Distraction impaired muscle function of the tibialis anterior, but had no effect on the gastrocnemius. Specifically, torque production in the tibialis anterior of distracted limbs was reduced by 80%. Toxin injection worsened the loss when injected into the tibialis anterior muscle and provided a slight improvement when injected into the gastrocnemius. All distracted limbs evidenced contracture and loss of joint excursion. Distraction alone caused a loss in range of motion from 150° to 57°. The greatest loss was in dorsiflexion with the animals no longer able to reach 90°, with 0° measured from the tibia. Injection of botulinum toxin improved this range:​ when injected into the gastrocnemius muscle, dorsiflexion was increased by 15° to a total range of 75°;​ when injected into the tibialis anterior, plantarflexion was increased by 22°, resulting in a total range of 85°.

In addition to altering limb function, distraction caused morphological changes to the muscle. Atrophy, increased intramuscular connective tissue, increased mitotic activity and rounded muscle fibers were pronounced following distraction. Injection of botulinum toxin resulted in reduced mitotic activity in the opposing un-injected muscle. Conversely, in the injected muscle it caused additional fibrosis and atrophy, but the toxin did counter the “rounding” effect observed. In muscle not undergoing distraction, the toxin caused increased angularity of the muscle fibers, as is common with denervation atrophy. Thus, the decrease in roundness it provided muscles into which it was injected was likely an artifact of this phenomenon. Conversely, toxin injection also reduced the number and extent of round muscle fibers when injected into the opposing muscle, so this protection against rounding appears genuine.

Compounded with alterations induced in the muscle, the biomechanical properties of the tendons were also affected. Though the procedure did not affect the Achilles tendon, the tibialis anterior tendon showed altered elastic and viscoelastic properties. Distraction caused increased stress relaxation rates;​ at low strains, these rates were at times over twice as fast, indicating a greater capacity for energy dissipation. Injection of the toxin into the gastrocnemius had little effect, but injection into the tibialis anterior returned the stress relaxation properties almost to normal. The load-deformation curves of the tibialis anterior tendons were shallower following distraction, indicating a reduction in stiffness. Botulinum toxin injection into the gastrocnemius further reduced the tendon’s stiffness, but injection into the tibialis anterior increased the stiffness.
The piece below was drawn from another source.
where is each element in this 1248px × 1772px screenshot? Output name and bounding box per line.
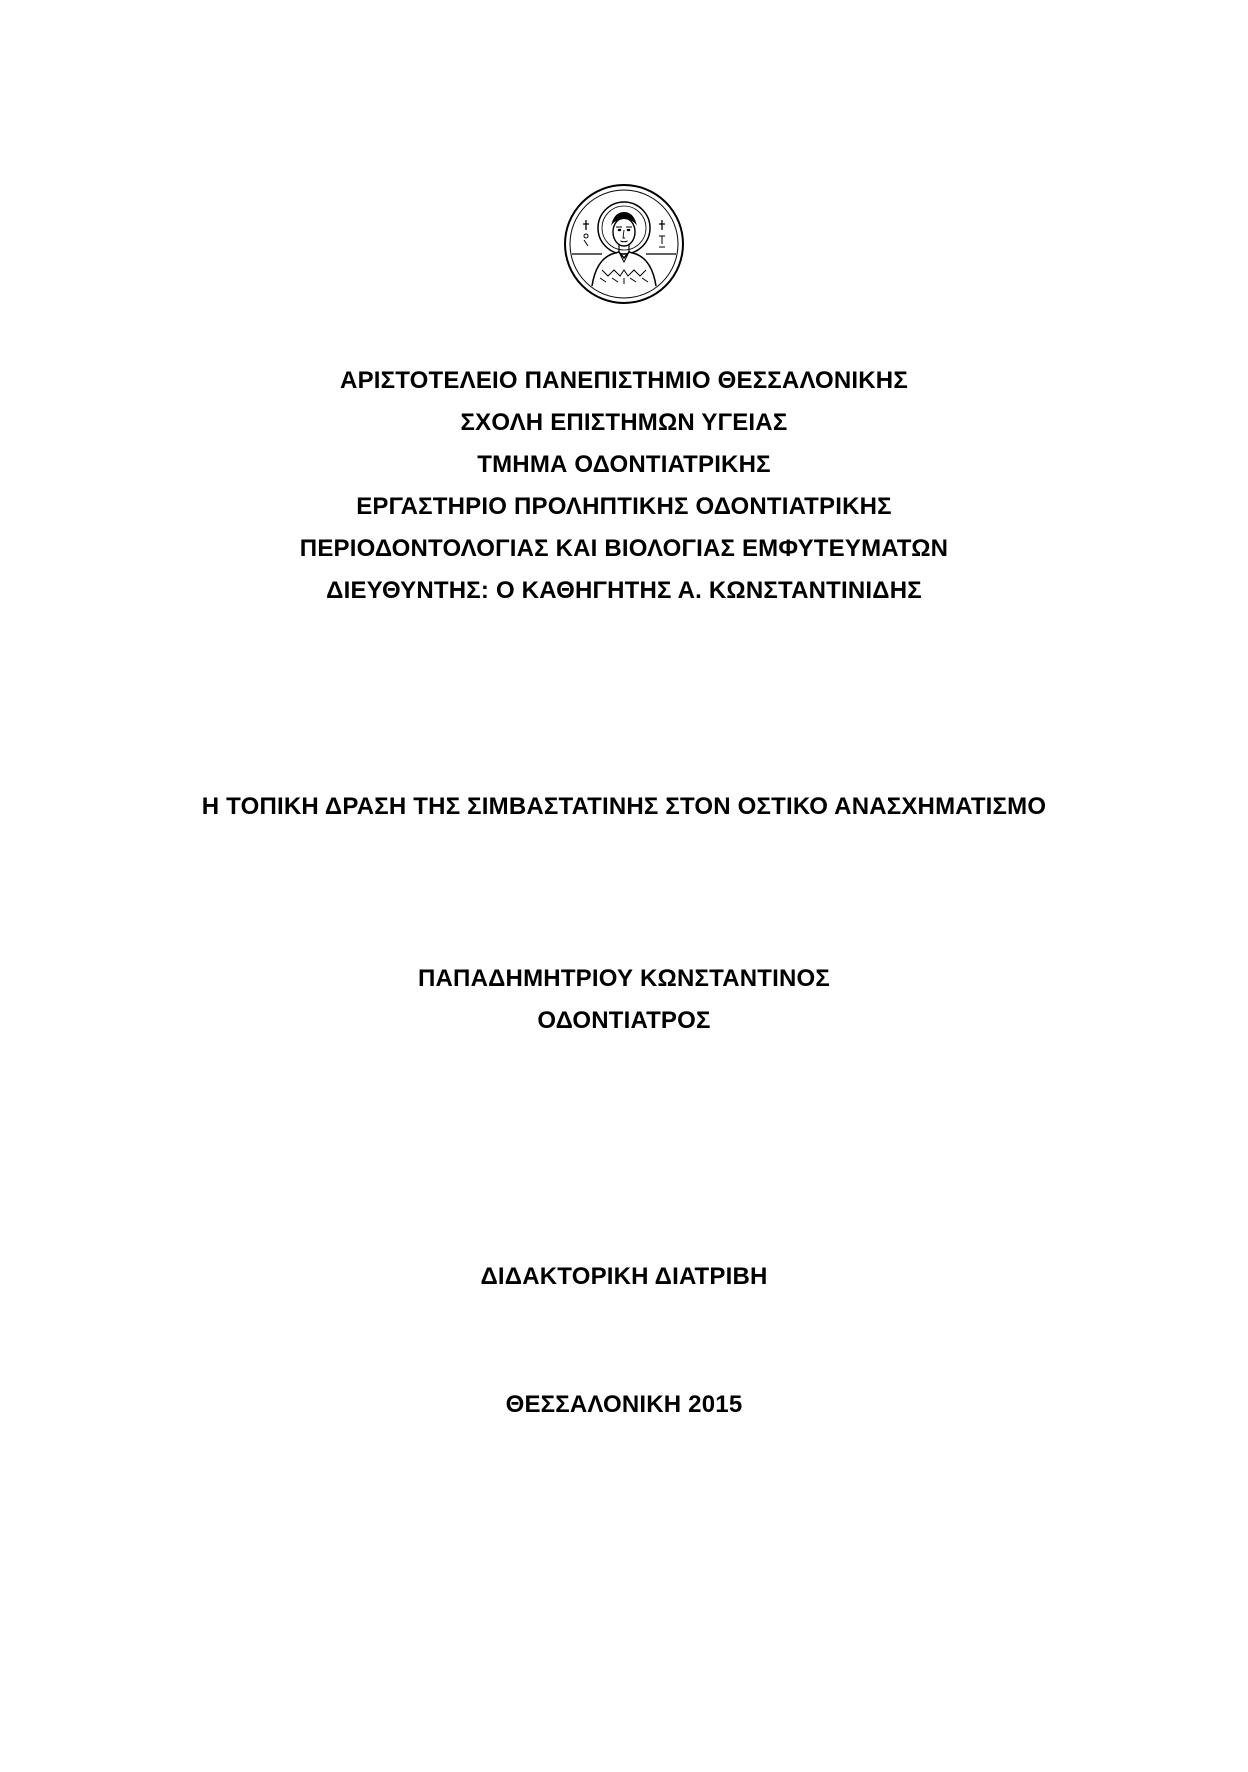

Botulinum toxin injection impairs the muscle into which it is injected, while improving the outcome of the corresponding tendon. Conversely, there are protective effects for the tibialis anterior when the antagonist gastrocnemius is injected, but this harms the tibialis anterior tendon. Injection of the toxin induced fibrosis and caused muscle weakness and atrophy;​ however, it improved the range of motion in a joint with contracture. These studies demonstrate that there is a trade off between the benefit and harm provided by botulinum toxin in treating muscles undergoing distraction osteogenesis.